Cette nécessaire compétence d'organisation territoriale des soins, soulignée par la Cour des comptes, nécessite une structuration en réseau des CHU, régionale ou inter-régionale, privilégiant la complémentarité, sur un mode résolument collaboratif, adapté aux spécificités des territoires et des régions concernés. Nous sommes tous les quatre des directeurs généraux avec une certaine expérience : nous estimons nécessaire une certaine liberté d'adaptation des territoires et des régimes.

Le troisième axe, celui des ressources humaines, propose de rénover l'exercice et les carrières en CHU pour répondre aux défis de l'attractivité, redonner confiance aux professionnels et développer une synergie des attentions en prenant soin des professionnels pour prendre soin des patients.

Le quatrième axe est consacré aux enjeux de la transformation des études de santé et promeut une responsabilité conjointe entre l'université et le CHU dans l'élaboration et la mise en oeuvre d'une politique territoriale de formation en intégrant de nouveaux besoins, de nouveaux outils, de nouveaux lieux et de nouveaux modes d'exercice.

Le cinquième axe affirme le rôle moteur des CHU et des universités dans le développement de l'innovation et de la recherche biomédicale mondiale. Il propose de réorganiser la recherche et de développer l'innovation à partir de stratégies partagées, tant au niveau de chaque site universitaire qu'au niveau inter-régional, sous l'égide d'une gouvernance nationale revisitée.

S'agissant enfin des problèmes de financement, nous partageons l'analyse de la Cour des comptes sur l'insuffisance d'autofinancement et la décroissance des investissements qui en découle au sein des CHU. Le rapport ne consacre pas un chapitre spécifique à cette question, mais il souligne la nécessité de financer à leur juste niveau les missions spécifiques des CHU et en particulier l'ultra recours et les prises en charge complexes, et il renouvèle la proposition faite il y a deux ans aux assises hospitalo-universitaires de Toulouse, de sanctuariser une enveloppe dédiée à la recherche et à l'innovation, financée par l'assurance maladie hors Ondam.

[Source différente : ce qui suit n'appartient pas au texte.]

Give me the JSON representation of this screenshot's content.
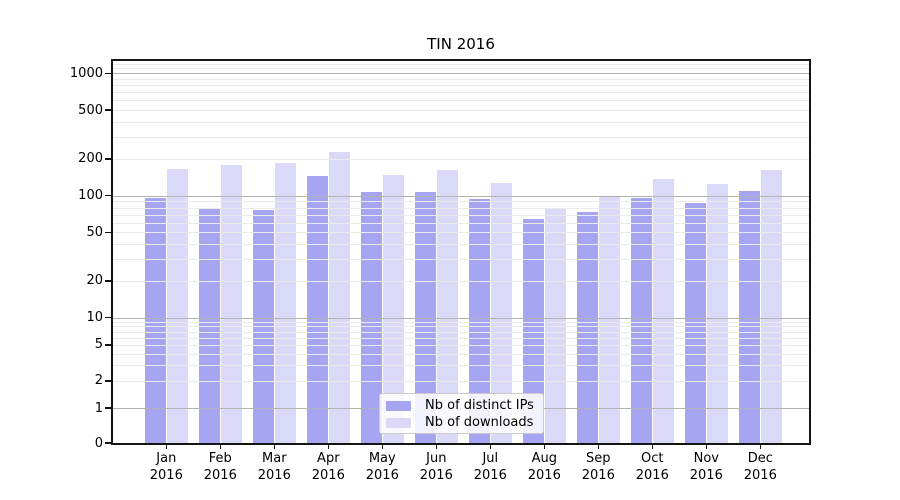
{
  "chart_data": {
    "type": "bar",
    "title": "TIN 2016",
    "x_months": [
      "Jan",
      "Feb",
      "Mar",
      "Apr",
      "May",
      "Jun",
      "Jul",
      "Aug",
      "Sep",
      "Oct",
      "Nov",
      "Dec"
    ],
    "x_year_label": "2016",
    "series": [
      {
        "name": "Nb of distinct IPs",
        "color": "#a5a5f2",
        "key": "distinct-ips",
        "values": [
          96,
          80,
          76,
          146,
          107,
          107,
          94,
          65,
          73,
          95,
          87,
          110
        ]
      },
      {
        "name": "Nb of downloads",
        "color": "#dadaf8",
        "key": "downloads",
        "values": [
          165,
          177,
          185,
          228,
          149,
          163,
          127,
          79,
          98,
          136,
          124,
          163
        ]
      }
    ],
    "y_scale": "symlog (logarithmic above 1, linear between 0 and 1)",
    "y_ticks": [
      0,
      1,
      2,
      5,
      10,
      20,
      50,
      100,
      200,
      500,
      1000
    ],
    "y_minor_gridlines": [
      2,
      3,
      4,
      5,
      6,
      7,
      8,
      9,
      20,
      30,
      40,
      50,
      60,
      70,
      80,
      90,
      200,
      300,
      400,
      500,
      600,
      700,
      800,
      900,
      1100,
      1200
    ],
    "y_major_gridlines": [
      1,
      10,
      100,
      1000
    ],
    "ylim": [
      0,
      1260
    ],
    "grid": "on, drawn above bars",
    "legend_position": "lower center inside plot"
  }
}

Voici donc quels sont les principaux constats et propositions que nous formulons conjointement. De cette expérience commune, nous conservons la fierté d'avoir démontré la capacité collective de nos conférences à poser les bases d'une stratégie commune pour le CHU de demain, la volonté partagée de poursuivre nos réflexions, et d'avoir amorcé ce travail ensemble qui ne doit être que le point de départ d'une démarche consolidée et approfondie, élargie dorénavant à d'autres acteurs conformément aux annonces faites par les deux ministres, lors de la remise de ce rapport à l'occasion des assises de Poitiers.

Je terminerai par cet aphorisme d'Henry Ford en 1934 : « Se réunir est un début, rester ensemble est un progrès, travailler ensemble est la réussite ».